Single White Female (R)

Posted by Tobi Tarwater on Saturday, July 20, 2024

‘Single White Female’ (R)

By Desson Howe
Washington Post Staff Writer
August 14, 1992

Even though "Single White Female" is more second-rate, knife-stabbing psycho drivel, it's no pain to sit through. It looks great, for one thing. It has two fabulous faces -- Bridget Fonda and Jennifer Jason Leigh. It's also funny, sexy, suspenseful and, yes, utterly stupid.

Hey, all this project needed was a script.

Barbet Schroeder, who directed "Barfly" and "Reversal of Fortune," always makes a picture interesting. He could make a movie about the Yellow Pages look deeply significant. He pulls it off again in this rather tepid invocation of greater psychological dramas, from "Repulsion" to Ingmar Bergman's "Persona." In his hands, "SWF" is more than just a tacky, emotional button-pusher -- not much more, but enough to make things very watchable.

Self-employed uptown girl Fonda, whose perky nose seems to have been crafted by the Disney team, is about to get married. When she finds out fiance Steven Weber secretly slept with his ex-wife, she breaks the engagement and advertises for a roommate.

Along comes Leigh, shy and lost under a mane of hair. She's soothing, she fixes faucets, she even buys Fonda a puppy. She's a wonderful roommate, heh heh heh. When Fonda gives it another try with Weber, things change.

"Where the hell have you been?" demands Leigh after Fonda comes home after a night with Weber.

"Well, I guess I didn't think," says Fonda.

"No, you didn't," says Leigh, "and there's such a thing as a phone, you know."
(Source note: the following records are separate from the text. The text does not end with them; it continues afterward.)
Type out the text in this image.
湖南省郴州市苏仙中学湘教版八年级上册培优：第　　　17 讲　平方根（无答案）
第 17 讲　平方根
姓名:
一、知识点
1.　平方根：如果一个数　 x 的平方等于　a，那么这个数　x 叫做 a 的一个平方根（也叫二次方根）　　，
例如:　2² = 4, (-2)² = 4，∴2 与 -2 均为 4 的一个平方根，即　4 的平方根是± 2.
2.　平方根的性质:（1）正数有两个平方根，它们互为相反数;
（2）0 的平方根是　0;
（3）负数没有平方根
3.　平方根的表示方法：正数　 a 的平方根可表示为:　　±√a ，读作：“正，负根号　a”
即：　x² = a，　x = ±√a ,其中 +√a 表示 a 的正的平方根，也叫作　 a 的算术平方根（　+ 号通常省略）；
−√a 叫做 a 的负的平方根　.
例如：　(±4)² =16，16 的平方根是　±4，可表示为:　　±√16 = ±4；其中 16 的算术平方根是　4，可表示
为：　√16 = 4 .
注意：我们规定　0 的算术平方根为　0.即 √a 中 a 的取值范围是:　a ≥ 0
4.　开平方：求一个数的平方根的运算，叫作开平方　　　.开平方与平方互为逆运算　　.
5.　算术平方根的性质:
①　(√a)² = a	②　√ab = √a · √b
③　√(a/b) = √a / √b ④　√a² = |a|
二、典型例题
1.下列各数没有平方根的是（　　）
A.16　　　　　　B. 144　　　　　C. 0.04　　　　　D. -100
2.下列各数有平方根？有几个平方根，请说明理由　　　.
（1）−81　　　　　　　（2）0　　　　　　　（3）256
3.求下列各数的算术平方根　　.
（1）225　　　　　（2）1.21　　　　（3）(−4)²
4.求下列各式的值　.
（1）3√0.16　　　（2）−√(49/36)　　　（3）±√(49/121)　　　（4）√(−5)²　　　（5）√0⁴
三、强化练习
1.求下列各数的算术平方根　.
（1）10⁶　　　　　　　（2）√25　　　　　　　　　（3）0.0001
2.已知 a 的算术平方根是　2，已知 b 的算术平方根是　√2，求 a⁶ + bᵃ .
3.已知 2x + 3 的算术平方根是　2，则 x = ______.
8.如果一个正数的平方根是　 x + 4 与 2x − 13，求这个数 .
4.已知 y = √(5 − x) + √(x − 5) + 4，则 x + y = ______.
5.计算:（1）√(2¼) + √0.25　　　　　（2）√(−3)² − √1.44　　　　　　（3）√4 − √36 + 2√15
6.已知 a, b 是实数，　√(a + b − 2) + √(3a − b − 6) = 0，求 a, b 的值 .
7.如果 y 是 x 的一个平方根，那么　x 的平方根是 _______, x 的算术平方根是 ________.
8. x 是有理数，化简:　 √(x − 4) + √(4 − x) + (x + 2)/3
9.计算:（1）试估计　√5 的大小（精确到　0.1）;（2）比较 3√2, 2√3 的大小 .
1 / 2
The rest is psychological mounting horror, as Leigh's possessiveness increases. At least, that's the idea. There's a bunch of subconscious nonsense about Leigh's background (which has to do with twins) and Fonda's fears. But Leigh's extraordinary chameleon qualities come to bear. She's a phenomenal performer, vital in almost everything she does. In an otherwise one-note role, she maintains a delicate, vulnerable, even sexy menace. You never know what you're going to get with her.

When a tearful Fonda tells her about a sexual-harassment incident, Leigh calls the offender at home, threatens him and his family in unprintable language, then hangs up. She smiles sweetly at Fonda, curtsies, and says, "Ta-da!"

Luciano Tovoli's cinematography has a flat, blue menace to it; his low angles turn Fonda's fancy, old-fashioned building into a forbidding fortress. Inside the women's apartment, window-lattice shadows streak across their bodies, German-expressionism style. The atmosphere is further conveyed by Howard Shore's chilly score.

But this visual subtext can do nothing about Don Roos's uninspired story (an adaptation of the novel "SWF Seeks Same"), which makes only the most cursory stabs at character development.

It's hard to know what director Schroeder is after. Is he vacillating between well-drawn moments and crowd-prodding horror, with a little self-parodying on the side? How seriously do you take it when jealous Leigh tries seducing Weber with temptress villainy, or when a brain is impaled by the heel of a woman's shoe?

If Schroeder has any artistic pretensions, they're long gone by the finale, a prolonged, woman-to-woman, stabbing-utensil kinda thing. The movie's ultimately a schematic, formula-driven exercise, but it's punctuated regularly enough with good moments. The trouble is, those highlights stand out. They should equal the whole movie. You watch this thing coolly intrigued and sometimes amused, rather than terrified and taken in -- even when the stabbing raises its bloody, predictable hand.